I just answered this on Scala Forum:
scala> import java.math.{ MathContext => MC, RoundingMode => RM }
import java.math.{MathContext=>MC, RoundingMode=>RM}
scala> val mc1 = new MC(6, RM.HALF_DOWN)
mc1: java.math.MathContext = precision=6 roundingMode=HALF_DOWN
scala> val a1 = BigDecimal(1, mc1)
a1: scala.math.BigDecimal = 1
scala> val b1 = BigDecimal(3, mc1)
b1: scala.math.BigDecimal = 3
scala> a1 / b1
res10: scala.math.BigDecimal = 0.333333
scala> val a2 = BigDecimal(1, MC.DECIMAL128)
a2: scala.math.BigDecimal = 1
scala> val b2 = BigDecimal(3, MC.DECIMAL128)
b2: scala.math.BigDecimal = 3
scala> a2 / b2
res11: scala.math.BigDecimal = 0.3333333333333333333333333333333333
I'm not sure, however, this is the result you want:
scala> def BD128(d: Double): BigDecimal = BigDecimal(d, MC.DECIMAL128)
BD128: (d: Double)BigDecimal
scala> BD128(7.12) to(BD128(8), BD128(0.3))

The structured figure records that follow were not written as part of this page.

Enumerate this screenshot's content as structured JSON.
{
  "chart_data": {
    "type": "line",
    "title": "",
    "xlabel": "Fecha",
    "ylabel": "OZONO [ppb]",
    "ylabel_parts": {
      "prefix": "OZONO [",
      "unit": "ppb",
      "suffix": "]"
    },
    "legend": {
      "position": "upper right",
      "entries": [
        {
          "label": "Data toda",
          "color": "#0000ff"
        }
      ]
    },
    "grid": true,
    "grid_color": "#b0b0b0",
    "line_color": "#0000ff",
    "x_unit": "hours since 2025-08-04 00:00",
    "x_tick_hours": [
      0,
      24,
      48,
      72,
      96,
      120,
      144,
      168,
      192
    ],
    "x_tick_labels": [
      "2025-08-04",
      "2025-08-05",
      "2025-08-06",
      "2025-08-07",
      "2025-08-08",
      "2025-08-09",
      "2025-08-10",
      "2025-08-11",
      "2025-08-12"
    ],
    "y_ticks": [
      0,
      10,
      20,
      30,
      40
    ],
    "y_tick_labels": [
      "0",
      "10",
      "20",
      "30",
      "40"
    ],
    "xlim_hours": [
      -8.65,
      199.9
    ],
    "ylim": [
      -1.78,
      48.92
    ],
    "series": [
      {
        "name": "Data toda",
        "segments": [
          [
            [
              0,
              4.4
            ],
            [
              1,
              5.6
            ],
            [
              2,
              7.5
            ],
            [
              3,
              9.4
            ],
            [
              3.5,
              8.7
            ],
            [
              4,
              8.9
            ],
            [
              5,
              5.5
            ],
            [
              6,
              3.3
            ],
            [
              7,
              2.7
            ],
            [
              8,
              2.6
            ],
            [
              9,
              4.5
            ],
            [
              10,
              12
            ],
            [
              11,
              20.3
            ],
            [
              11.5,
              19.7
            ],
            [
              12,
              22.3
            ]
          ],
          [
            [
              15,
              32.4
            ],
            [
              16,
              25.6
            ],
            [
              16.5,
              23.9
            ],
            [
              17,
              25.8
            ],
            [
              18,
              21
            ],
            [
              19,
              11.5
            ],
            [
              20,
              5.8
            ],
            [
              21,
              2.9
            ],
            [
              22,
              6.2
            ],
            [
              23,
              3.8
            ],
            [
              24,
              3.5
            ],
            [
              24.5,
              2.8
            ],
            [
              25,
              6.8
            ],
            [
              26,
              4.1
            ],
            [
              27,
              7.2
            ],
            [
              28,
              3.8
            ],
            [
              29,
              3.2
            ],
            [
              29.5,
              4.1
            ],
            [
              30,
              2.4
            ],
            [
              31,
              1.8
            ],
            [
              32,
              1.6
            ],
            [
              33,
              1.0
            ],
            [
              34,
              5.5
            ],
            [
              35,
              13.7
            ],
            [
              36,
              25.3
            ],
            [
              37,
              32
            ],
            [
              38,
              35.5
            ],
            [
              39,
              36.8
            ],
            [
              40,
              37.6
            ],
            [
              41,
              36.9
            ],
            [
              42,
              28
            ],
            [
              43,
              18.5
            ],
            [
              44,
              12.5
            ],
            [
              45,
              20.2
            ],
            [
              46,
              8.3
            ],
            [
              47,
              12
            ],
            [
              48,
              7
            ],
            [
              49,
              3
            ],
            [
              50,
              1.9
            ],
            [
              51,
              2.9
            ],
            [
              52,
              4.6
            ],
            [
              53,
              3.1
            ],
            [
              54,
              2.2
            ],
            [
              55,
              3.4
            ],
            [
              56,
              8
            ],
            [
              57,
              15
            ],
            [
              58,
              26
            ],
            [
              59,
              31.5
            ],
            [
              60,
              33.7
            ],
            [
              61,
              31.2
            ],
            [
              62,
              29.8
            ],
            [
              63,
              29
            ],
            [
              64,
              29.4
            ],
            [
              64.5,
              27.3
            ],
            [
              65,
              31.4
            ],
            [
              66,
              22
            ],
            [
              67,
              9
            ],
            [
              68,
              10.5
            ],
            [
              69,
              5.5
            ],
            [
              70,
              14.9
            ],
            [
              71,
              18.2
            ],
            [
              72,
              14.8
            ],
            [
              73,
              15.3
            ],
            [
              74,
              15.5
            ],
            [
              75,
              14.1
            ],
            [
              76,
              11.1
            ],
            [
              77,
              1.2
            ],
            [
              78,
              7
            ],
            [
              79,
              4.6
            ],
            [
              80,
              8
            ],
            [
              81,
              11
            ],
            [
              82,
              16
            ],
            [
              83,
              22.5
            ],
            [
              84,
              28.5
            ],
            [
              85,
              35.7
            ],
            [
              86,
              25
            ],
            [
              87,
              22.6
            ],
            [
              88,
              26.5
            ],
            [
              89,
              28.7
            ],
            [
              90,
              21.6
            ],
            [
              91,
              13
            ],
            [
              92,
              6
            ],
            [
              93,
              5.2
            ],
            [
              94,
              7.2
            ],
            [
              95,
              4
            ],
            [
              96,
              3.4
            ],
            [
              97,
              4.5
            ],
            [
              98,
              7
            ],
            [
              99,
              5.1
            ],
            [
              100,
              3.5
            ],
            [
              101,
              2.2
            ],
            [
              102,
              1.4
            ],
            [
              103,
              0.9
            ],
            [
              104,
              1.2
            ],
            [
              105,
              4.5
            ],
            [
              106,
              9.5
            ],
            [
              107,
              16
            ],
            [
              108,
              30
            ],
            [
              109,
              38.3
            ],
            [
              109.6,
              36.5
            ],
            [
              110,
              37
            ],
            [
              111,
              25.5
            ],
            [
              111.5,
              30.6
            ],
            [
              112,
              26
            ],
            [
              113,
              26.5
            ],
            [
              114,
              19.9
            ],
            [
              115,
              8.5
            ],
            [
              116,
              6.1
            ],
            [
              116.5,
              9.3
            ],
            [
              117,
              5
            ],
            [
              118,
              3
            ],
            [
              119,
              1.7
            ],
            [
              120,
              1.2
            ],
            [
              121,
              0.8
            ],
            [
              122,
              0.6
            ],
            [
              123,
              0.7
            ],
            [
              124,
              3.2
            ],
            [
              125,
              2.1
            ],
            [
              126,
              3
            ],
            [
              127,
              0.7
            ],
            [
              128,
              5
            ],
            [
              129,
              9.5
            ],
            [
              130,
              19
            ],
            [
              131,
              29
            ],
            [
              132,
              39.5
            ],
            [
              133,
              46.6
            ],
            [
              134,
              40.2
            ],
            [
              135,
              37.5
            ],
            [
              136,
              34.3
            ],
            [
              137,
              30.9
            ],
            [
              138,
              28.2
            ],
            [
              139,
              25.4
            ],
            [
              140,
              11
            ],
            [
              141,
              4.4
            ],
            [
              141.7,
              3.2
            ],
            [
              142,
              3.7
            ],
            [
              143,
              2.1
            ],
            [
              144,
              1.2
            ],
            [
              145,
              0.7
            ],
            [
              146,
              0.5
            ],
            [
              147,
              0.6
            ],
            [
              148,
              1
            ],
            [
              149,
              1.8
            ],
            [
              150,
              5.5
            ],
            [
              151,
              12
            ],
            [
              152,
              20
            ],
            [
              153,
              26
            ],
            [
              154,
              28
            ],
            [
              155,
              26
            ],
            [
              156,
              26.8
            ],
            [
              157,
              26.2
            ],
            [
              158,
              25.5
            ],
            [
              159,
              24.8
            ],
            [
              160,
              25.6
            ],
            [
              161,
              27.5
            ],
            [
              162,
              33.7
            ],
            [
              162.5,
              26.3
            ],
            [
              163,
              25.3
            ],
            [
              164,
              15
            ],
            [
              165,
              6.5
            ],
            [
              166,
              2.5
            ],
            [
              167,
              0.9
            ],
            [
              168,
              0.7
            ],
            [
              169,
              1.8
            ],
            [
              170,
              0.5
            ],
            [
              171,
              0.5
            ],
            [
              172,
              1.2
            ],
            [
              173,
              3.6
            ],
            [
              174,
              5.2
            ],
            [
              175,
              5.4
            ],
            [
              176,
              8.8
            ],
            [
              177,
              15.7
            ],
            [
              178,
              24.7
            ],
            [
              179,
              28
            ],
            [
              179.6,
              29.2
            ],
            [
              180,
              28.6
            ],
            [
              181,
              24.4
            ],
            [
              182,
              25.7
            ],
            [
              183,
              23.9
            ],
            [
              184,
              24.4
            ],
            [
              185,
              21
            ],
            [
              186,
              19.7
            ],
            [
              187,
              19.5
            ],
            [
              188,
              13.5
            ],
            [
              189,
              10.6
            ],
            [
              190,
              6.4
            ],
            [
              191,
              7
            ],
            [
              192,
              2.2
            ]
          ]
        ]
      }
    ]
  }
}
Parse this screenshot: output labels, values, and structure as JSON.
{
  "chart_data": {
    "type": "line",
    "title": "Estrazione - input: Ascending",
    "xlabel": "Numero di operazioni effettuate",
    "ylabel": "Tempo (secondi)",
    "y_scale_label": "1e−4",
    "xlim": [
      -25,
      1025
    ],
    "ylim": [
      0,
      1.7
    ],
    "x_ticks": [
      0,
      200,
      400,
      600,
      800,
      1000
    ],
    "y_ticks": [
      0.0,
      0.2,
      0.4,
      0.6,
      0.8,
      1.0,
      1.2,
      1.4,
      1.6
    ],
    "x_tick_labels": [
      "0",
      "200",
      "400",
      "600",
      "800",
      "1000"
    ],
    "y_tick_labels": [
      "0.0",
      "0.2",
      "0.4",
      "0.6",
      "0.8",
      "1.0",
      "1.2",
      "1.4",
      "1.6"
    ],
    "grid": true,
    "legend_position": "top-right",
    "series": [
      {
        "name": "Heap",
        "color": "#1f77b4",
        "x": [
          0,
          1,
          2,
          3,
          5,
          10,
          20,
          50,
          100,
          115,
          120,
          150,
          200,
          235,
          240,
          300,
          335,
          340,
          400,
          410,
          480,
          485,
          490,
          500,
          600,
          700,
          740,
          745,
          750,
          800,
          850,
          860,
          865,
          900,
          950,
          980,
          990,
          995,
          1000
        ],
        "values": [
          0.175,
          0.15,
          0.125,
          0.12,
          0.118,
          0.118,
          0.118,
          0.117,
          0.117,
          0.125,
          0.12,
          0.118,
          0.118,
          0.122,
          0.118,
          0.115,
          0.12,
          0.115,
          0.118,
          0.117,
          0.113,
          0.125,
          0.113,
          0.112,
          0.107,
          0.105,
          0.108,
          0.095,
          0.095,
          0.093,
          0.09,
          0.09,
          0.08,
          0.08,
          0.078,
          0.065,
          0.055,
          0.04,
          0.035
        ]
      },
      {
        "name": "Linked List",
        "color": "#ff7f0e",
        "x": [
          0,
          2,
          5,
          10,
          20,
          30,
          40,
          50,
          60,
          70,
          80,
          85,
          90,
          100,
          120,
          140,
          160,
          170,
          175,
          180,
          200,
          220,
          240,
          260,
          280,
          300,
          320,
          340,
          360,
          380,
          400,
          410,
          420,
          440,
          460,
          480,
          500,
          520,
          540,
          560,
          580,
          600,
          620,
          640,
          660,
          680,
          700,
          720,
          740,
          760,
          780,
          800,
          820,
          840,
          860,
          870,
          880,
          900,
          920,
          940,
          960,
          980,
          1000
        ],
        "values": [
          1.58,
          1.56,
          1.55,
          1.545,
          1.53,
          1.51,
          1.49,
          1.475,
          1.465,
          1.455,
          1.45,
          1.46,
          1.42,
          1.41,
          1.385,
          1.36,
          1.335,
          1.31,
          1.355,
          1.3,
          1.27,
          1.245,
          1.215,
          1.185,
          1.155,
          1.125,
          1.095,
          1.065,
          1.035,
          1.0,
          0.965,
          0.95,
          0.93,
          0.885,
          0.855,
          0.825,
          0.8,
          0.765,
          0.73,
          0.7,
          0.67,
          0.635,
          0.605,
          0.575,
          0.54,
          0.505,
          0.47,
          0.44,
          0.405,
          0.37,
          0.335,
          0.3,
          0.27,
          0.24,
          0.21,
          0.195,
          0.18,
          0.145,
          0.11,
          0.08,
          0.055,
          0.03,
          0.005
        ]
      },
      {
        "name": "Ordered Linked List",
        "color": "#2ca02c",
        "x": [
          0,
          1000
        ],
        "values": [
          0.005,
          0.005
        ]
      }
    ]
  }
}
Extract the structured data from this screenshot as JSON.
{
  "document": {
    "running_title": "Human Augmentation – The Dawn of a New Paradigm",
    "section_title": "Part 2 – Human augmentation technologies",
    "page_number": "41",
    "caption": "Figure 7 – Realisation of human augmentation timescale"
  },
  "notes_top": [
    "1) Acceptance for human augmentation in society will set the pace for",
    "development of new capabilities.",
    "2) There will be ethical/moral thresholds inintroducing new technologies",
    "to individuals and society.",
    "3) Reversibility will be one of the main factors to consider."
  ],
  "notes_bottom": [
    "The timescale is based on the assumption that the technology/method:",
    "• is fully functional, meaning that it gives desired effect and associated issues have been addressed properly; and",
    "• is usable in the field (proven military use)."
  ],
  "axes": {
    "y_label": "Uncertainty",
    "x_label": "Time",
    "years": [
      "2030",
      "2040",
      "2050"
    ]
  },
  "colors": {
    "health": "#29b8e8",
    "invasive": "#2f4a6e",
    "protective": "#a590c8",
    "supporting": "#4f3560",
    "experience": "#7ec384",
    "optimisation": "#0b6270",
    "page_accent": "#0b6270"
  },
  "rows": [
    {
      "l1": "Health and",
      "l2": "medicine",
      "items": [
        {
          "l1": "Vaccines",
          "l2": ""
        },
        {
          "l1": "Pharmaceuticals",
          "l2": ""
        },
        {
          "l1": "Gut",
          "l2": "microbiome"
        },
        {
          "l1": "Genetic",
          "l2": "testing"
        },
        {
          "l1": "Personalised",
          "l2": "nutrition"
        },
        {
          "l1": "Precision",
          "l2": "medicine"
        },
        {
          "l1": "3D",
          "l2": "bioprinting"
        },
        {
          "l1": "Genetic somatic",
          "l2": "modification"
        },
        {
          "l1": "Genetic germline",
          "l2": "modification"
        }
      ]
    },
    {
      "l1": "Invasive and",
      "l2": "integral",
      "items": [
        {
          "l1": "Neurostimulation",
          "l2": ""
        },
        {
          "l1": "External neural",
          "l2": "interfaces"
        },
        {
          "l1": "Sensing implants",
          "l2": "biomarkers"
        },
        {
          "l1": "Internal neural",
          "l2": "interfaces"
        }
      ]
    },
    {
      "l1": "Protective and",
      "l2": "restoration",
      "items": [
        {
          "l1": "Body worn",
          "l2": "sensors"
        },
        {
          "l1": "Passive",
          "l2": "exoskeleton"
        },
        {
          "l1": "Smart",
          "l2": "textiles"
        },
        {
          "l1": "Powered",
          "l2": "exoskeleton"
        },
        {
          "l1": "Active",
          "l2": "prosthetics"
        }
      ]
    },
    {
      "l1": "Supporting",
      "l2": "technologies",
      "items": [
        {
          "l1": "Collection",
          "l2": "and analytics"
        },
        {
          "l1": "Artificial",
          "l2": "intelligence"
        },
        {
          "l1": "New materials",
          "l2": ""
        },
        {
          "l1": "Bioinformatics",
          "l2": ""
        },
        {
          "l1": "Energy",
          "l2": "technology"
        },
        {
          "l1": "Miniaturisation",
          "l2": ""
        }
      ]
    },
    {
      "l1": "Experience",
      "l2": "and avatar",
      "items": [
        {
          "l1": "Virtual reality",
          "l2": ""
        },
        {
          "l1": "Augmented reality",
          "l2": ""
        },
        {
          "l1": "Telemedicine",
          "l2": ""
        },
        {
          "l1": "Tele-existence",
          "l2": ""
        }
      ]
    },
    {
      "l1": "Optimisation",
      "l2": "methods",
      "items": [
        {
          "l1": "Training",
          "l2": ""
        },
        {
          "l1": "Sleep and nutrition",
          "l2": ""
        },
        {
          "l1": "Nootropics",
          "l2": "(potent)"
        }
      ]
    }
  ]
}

res10: scala.collection.immutable.NumericRange.Inclusive[BigDecimal] = NumericRange(7.12, 7.42, 7.72)
Ok, since nothing happened here i propose the following change in collection.immutable.Range
:
object Double {
implicit val bigDecAsIntegral = scala.Numeric.BigDecimalAsIfIntegral
implicit val doubleAsIntegral = scala.Numeric.DoubleAsIfIntegral
def toBD(x: Double): BigDecimal = {
// Let's round this Double to prevent
// error caused by /% in NumericRange
scala.BigDecimal(x, MC.DECIMAL128)
}
def apply(start: Double, end: Double, step: Double) =
BigDecimal(toBD(start), toBD(end), toBD(step)) mapRange (_.doubleValue)
def inclusive(start: Double, end: Double, step: Double) =
BigDecimal.inclusive(toBD(start), toBD(end), toBD(step)) mapRange (_.doubleValue)
}
We need a fix for this, and I don't care if some tiny precision is lost.